Finally, a bar. A good, old-fashioned, 'get some drinks and unwind' bar. This I can handle. This I know.

For the first time since breaking out of the prison, Jack felt a tiny bit a relief creep into his conscious mind. The omnipresent throbbing in his broken leg had dulled slightly, but not enough to be of any real relief. He could walk, and even perform some hamstrung approximation of running if the situation called for it, but it didn't take a trained eye to notice the wince on his face when he did so. It was obvious that Jack was trying to hide his pain from the others, so as not to be left behind as Jocelyn had flippantly suggested earlier in the day.

She's probably scared. We're all scared. Well, except for Ponch there, he seems to be enjoying himself. And the quiet one, she's....calm. Ok, so THREE of us are scared.

Jack lagged behind the group a bit as they entered the bar, situated in a low brick building toward the eastern end of the Third Ward Free Market. As he made his way over the threshold, all the familiar sensations greeted him. A small, crowded barroom, with lights turned down low and mismatched tables and chairs strewn about by way of furnishings. A low hum of conversation between patrons, with the occasional hearty laugh or slam of a mug on the bar rising above. The smell of unwashed bodies, sweat, blood, and shit, all packed like sardines in a tin and left to fester in an alcoholic brine.

The group settled down at a round table, weary from the day's travels and eager for respite. The quiet one had promised to buy a round of drinks, and true to her word, she materialized out of the crowd with 5 short, heavy glasses, caramel-colored liquid sloshing around in the bottom of each. I didn't even see her walk the fuck does she do that? Jack eagerly scooped up a glass and took a long sip, relishing the warmth of the booze as it made its way down into his belly and up into his brain. He turned slightly toward the quiet one, intending to thank her, but noticed that she was staring intently into her drink, as if trying to boil it with her thoughts. O-kay....maybe talk to her later.

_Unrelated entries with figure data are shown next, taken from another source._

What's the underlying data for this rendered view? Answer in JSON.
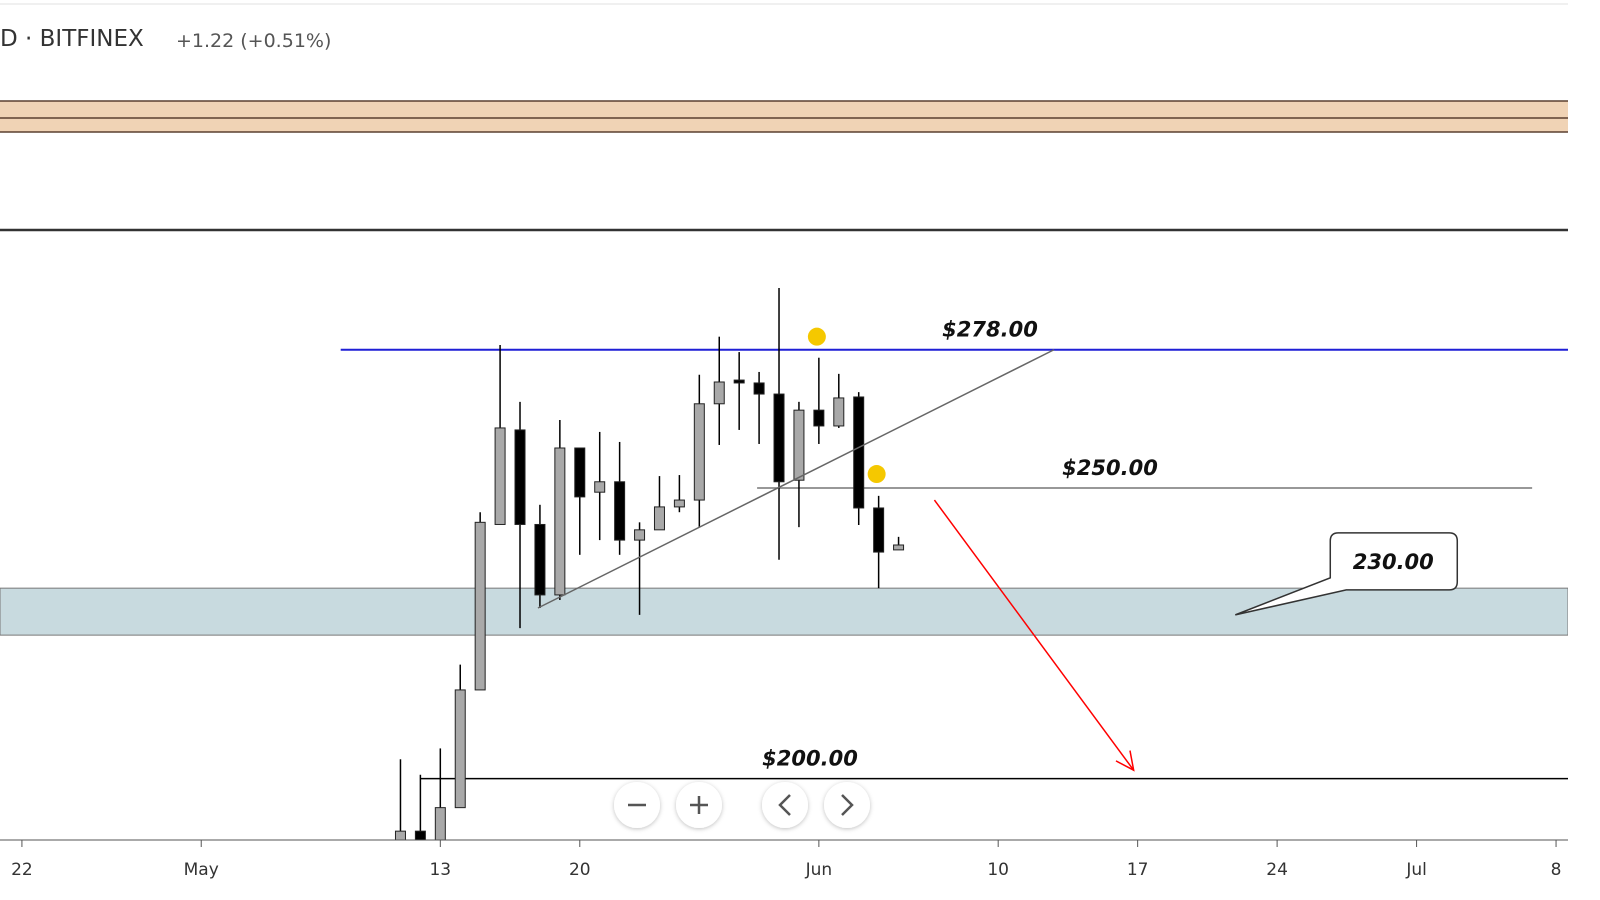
{
  "header": {
    "symbol": "D · BITFINEX",
    "change": "+1.22 (+0.51%)"
  },
  "chart_data": {
    "type": "candlestick",
    "yscale": "log",
    "xlim": [
      -1.1,
      77.6
    ],
    "ylim": [
      190.8,
      304.3
    ],
    "xticks": [
      {
        "value": 0,
        "label": "22"
      },
      {
        "value": 9,
        "label": "May"
      },
      {
        "value": 21,
        "label": "13"
      },
      {
        "value": 28,
        "label": "20"
      },
      {
        "value": 40,
        "label": "Jun"
      },
      {
        "value": 49,
        "label": "10"
      },
      {
        "value": 56,
        "label": "17"
      },
      {
        "value": 63,
        "label": "24"
      },
      {
        "value": 70,
        "label": "Jul"
      },
      {
        "value": 77,
        "label": "8"
      }
    ],
    "x": [
      19,
      20,
      21,
      22,
      23,
      24,
      25,
      26,
      27,
      28,
      29,
      30,
      31,
      32,
      33,
      34,
      35,
      36,
      37,
      38,
      39,
      40,
      41,
      42,
      43,
      44
    ],
    "open": [
      190.5,
      192.1,
      190.5,
      195.6,
      214.1,
      243.1,
      261.4,
      243.1,
      230.3,
      257.8,
      249.2,
      251.2,
      240.2,
      242.1,
      246.4,
      247.7,
      266.7,
      271.6,
      271,
      268.7,
      251.5,
      265.4,
      262.2,
      268.1,
      246.2,
      238.4
    ],
    "high": [
      203,
      200.6,
      204.7,
      218.3,
      245.4,
      279,
      267.1,
      246.8,
      263.4,
      257.8,
      261,
      259,
      243.5,
      252.3,
      252.5,
      272.7,
      280.8,
      277.5,
      273.3,
      291.5,
      267.1,
      276.3,
      272.9,
      269.1,
      248.5,
      240.8
    ],
    "low": [
      189,
      189,
      189,
      195.6,
      214.1,
      243.1,
      224.5,
      228,
      229.4,
      237.5,
      240.2,
      237.5,
      226.8,
      242.1,
      245.4,
      242.6,
      258.4,
      261.4,
      258.6,
      236.6,
      242.6,
      258.6,
      261.8,
      243,
      231.5,
      238.4
    ],
    "close": [
      192.1,
      190.5,
      195.6,
      214.1,
      243.5,
      261.8,
      243.1,
      230.3,
      257.8,
      248.3,
      251.2,
      240.2,
      242.1,
      246.4,
      247.7,
      266.7,
      271.2,
      271,
      268.7,
      251.2,
      265.4,
      262.2,
      267.9,
      246.2,
      238,
      239.3
    ],
    "up_color": "#a9a9a9",
    "down_color": "#000000",
    "levels": [
      {
        "price": 278,
        "label": "$278.00",
        "x": [
          16,
          77.6
        ],
        "color": "#1f1fd6"
      },
      {
        "price": 250,
        "label": "$250.00",
        "x": [
          36.9,
          75.8
        ],
        "color": "#777777"
      },
      {
        "price": 200,
        "label": "$200.00",
        "x": [
          20,
          77.6
        ],
        "color": "#000000"
      }
    ],
    "zone": {
      "low": 223.3,
      "high": 231.5,
      "color": "#c8dadf"
    },
    "callout": {
      "value": 230,
      "label": "230.00",
      "x": 60.9,
      "price": 226.8
    },
    "trendline": {
      "x": [
        25.9,
        51.8
      ],
      "y": [
        228,
        278
      ]
    },
    "arrow": {
      "x": [
        45.8,
        55.8
      ],
      "y": [
        247.7,
        201.3
      ],
      "color": "#ff0000"
    },
    "markers": {
      "x": [
        39.9,
        42.9
      ],
      "y": [
        280.8,
        252.7
      ],
      "color": "#f5c800"
    }
  }
}
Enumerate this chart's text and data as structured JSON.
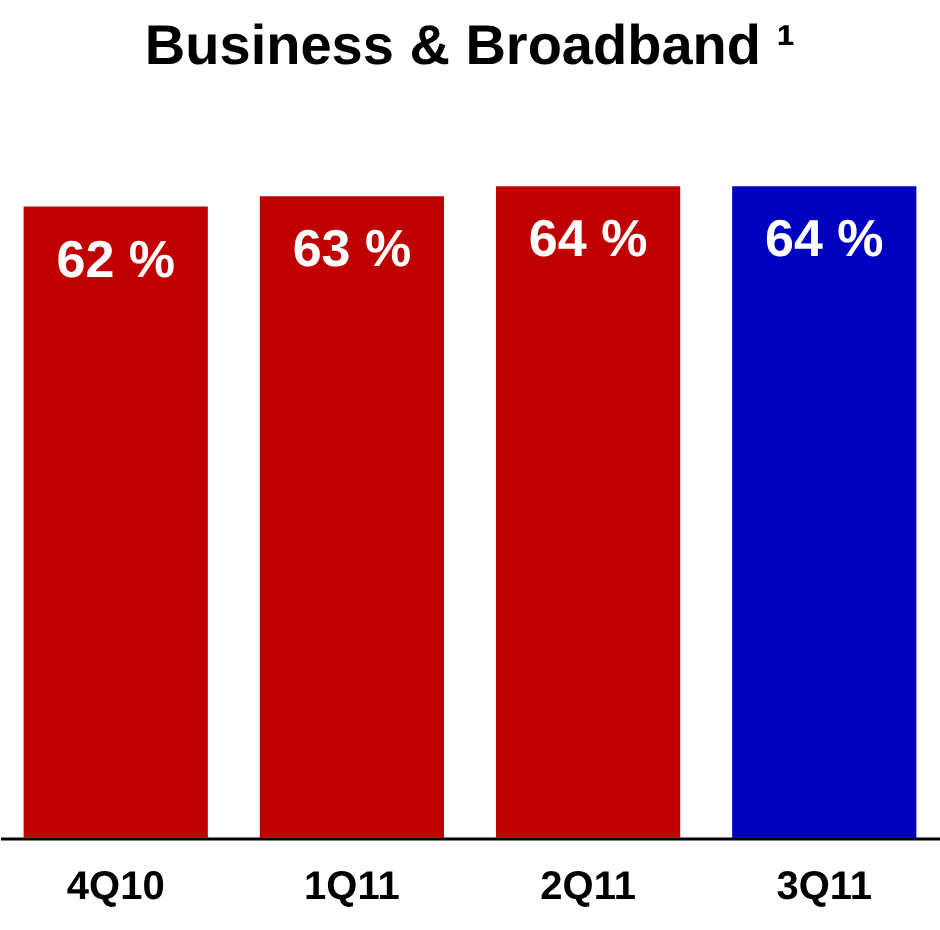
{
  "chart_data": {
    "type": "bar",
    "title": "Business & Broadband ¹",
    "categories": [
      "4Q10",
      "1Q11",
      "2Q11",
      "3Q11"
    ],
    "values": [
      62,
      63,
      64,
      64
    ],
    "value_labels": [
      "62 %",
      "63 %",
      "64 %",
      "64 %"
    ],
    "colors": [
      "#c00000",
      "#c00000",
      "#c00000",
      "#0000c0"
    ]
  }
}
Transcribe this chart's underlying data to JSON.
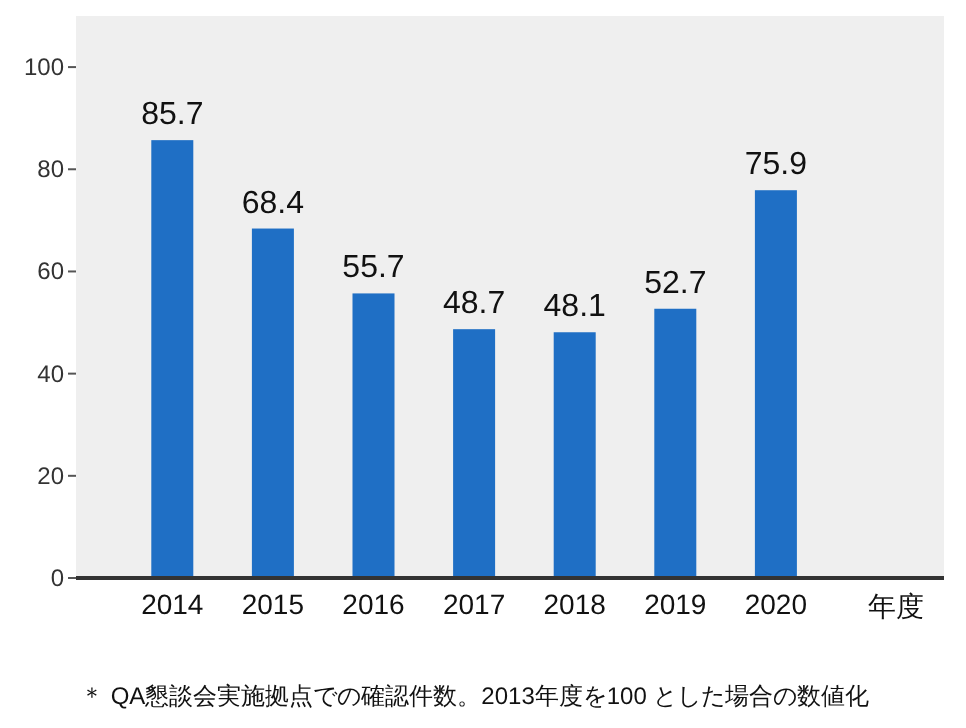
{
  "chart_data": {
    "type": "bar",
    "categories": [
      "2014",
      "2015",
      "2016",
      "2017",
      "2018",
      "2019",
      "2020"
    ],
    "values": [
      85.7,
      68.4,
      55.7,
      48.7,
      48.1,
      52.7,
      75.9
    ],
    "color": "#1f6fc5",
    "ylim": [
      0,
      110
    ],
    "yticks": [
      0,
      20,
      40,
      60,
      80,
      100
    ],
    "data_labels": true,
    "xlabel": "年度",
    "annotations": [
      "＊ QA懇談会実施拠点での確認件数。2013年度を100 とした場合の数値化"
    ]
  }
}
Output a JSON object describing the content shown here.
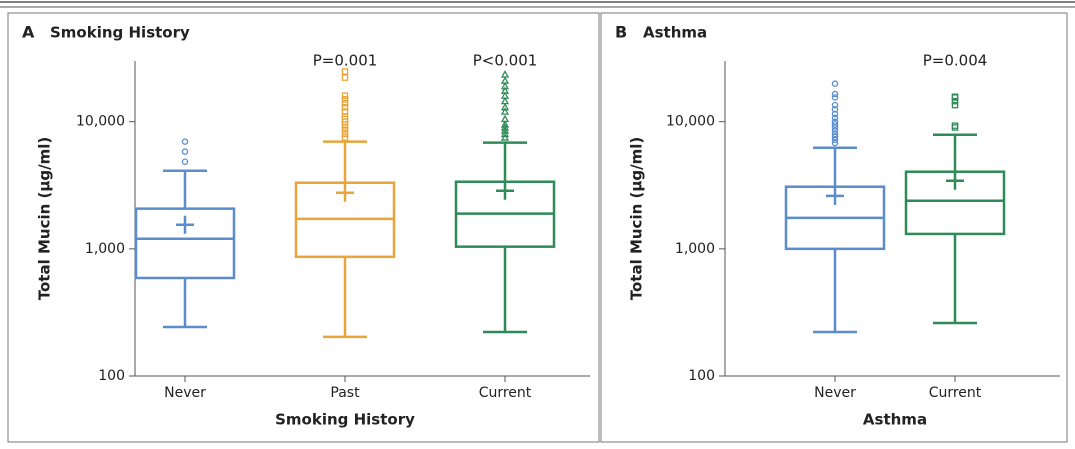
{
  "chart_data": [
    {
      "type": "box",
      "panel_label": "A",
      "title": "Smoking History",
      "x_label": "Smoking History",
      "y_label": "Total Mucin (µg/ml)",
      "log_scale": true,
      "ylim": [
        100,
        30000
      ],
      "yticks": [
        100,
        {
          "value": 1000,
          "label": "1,000"
        },
        {
          "value": 10000,
          "label": "10,000"
        }
      ],
      "categories": [
        "Never",
        "Past",
        "Current"
      ],
      "colors": [
        "#5b8ccc",
        "#e8a53a",
        "#2e8b57"
      ],
      "markers": [
        "circle",
        "square",
        "triangle"
      ],
      "whisker_low": [
        243,
        203,
        222
      ],
      "q1": [
        590,
        865,
        1040
      ],
      "median": [
        1200,
        1720,
        1890
      ],
      "mean": [
        1545,
        2760,
        2860
      ],
      "q3": [
        2070,
        3310,
        3370
      ],
      "whisker_high": [
        4110,
        6970,
        6840
      ],
      "outliers": [
        [
          4840,
          5810,
          6970
        ],
        [
          7500,
          8000,
          8500,
          9000,
          9500,
          10000,
          10500,
          11000,
          12000,
          13000,
          14000,
          15000,
          16000,
          22200,
          24800
        ],
        [
          7500,
          8000,
          8500,
          9000,
          9500,
          10500,
          12000,
          13000,
          14500,
          16000,
          17500,
          19000,
          21000,
          23500
        ]
      ],
      "annotations": [
        null,
        "P=0.001",
        "P<0.001"
      ]
    },
    {
      "type": "box",
      "panel_label": "B",
      "title": "Asthma",
      "x_label": "Asthma",
      "y_label": "Total Mucin (µg/ml)",
      "log_scale": true,
      "ylim": [
        100,
        30000
      ],
      "yticks": [
        100,
        {
          "value": 1000,
          "label": "1,000"
        },
        {
          "value": 10000,
          "label": "10,000"
        }
      ],
      "categories": [
        "Never",
        "Current"
      ],
      "colors": [
        "#5b8ccc",
        "#2e8b57"
      ],
      "markers": [
        "circle",
        "square"
      ],
      "whisker_low": [
        222,
        261
      ],
      "q1": [
        1000,
        1310
      ],
      "median": [
        1750,
        2390
      ],
      "mean": [
        2610,
        3430
      ],
      "q3": [
        3080,
        4040
      ],
      "whisker_high": [
        6240,
        7900
      ],
      "outliers": [
        [
          6800,
          7200,
          7600,
          8000,
          8500,
          9000,
          9500,
          10000,
          10700,
          11500,
          12500,
          13500,
          15500,
          16500,
          19900
        ],
        [
          9000,
          9300,
          13500,
          14500,
          15500,
          15700
        ]
      ],
      "annotations": [
        null,
        "P=0.004"
      ]
    }
  ]
}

As Jack turned back toward the rest of the table, he noticed that some of the others had gone to try and chat up a group of particularly rowdy pirates. Right. He suddenly remembered why, out of all the bars in all the towns in all the world, they had walked into this one. This bar was a pirate bar, and they needed a fast way out of town, a way that the Waltzers wouldn't have jurisdiction to inspect.

Jack didn't particularly want to get involved with Sullivan's Fleet, but the others had convinced him that there were no viable alternatives. Jack knew they were right - the Waltzers would be out for revenge. They had thrown him in jail just for breaking into one of their warehouses; Jack didn't want to contemplate what they would do to him now that he was complicit in the carving up of a couple of their boys. Jack briefly considered breaking away from the group, lying low with his fence Julian for a few days, finding a way out of town on his own, but he quickly dismissed the notion. Someone in his condition wouldn't make it alone in the city, and besides, he didn't want to risk bringing the Waltzers down on Julian's operation. With a pang of guilt, Jack realized that meant that he also couldn't go home again, at least not for a long while, not til the heat cooled down. Shit....Mom. She's gonna go nuts if I just disappear...I need to find some way to get word to her and Dad that I'm alright.

Jack was snapped out of his contemplation by the high-pitched crash of glass shattering from behind him. Jack flinched at the sound, then wheeled around in his chair, reflexively reaching for the knife he usually kept sheathed in his beltline. Fuck. It was gone, confiscated when he had been thrown into his cell earlier in the day.

As his gaze swung to the source of the noise, Jack's alarm turned to relief. A group of pirates stood laughing giddily at one of their compatriots, who was sheepishly sweeping the remains of a beer mug under their table with his boot. One of them noticed Jack watching, and raised his eyebrows challengingly. Jack waved him off with a grin, and was turning back to his empty glass when someone by the bar caught his eye.

She had hair the color of rusted iron, swept back behind her ears and tied in place with a short length of twine. She glanced toward Jack, baby blues fixing on him for just a second before she coyly looked away. She stood shorter and more solidly built than most women, but she wasn't overweight. Rather, she was muscular in a way rare in women, a way indicative of years of manual labor. Heh...manual. She had a pretty, if not overly feminine face, and a commanding air about her. The pirates she stood with seemed to accept her as one of their own, but even from far away, Jack could see that they were careful around her, reserved. Someone with some authority, then. Perfect.

A plan swirled into Jack's head even as he was rising from his chair. He began to walk over toward the redhead, the ache in his leg dulled by whiskey and purpose. Jack had finally found a way to prove his worth to the others. He would get them onto a ship and out of Milwaukee, and all he had to do was convince her to let them aboard. Should be easy enough. Her gaze met his again as he approached, and she quietly stepped away from her cohorts to meet Jack between their two tables. Time to break out the charm, Jackie.

"Is it just me, or are there a lot of pirates here?"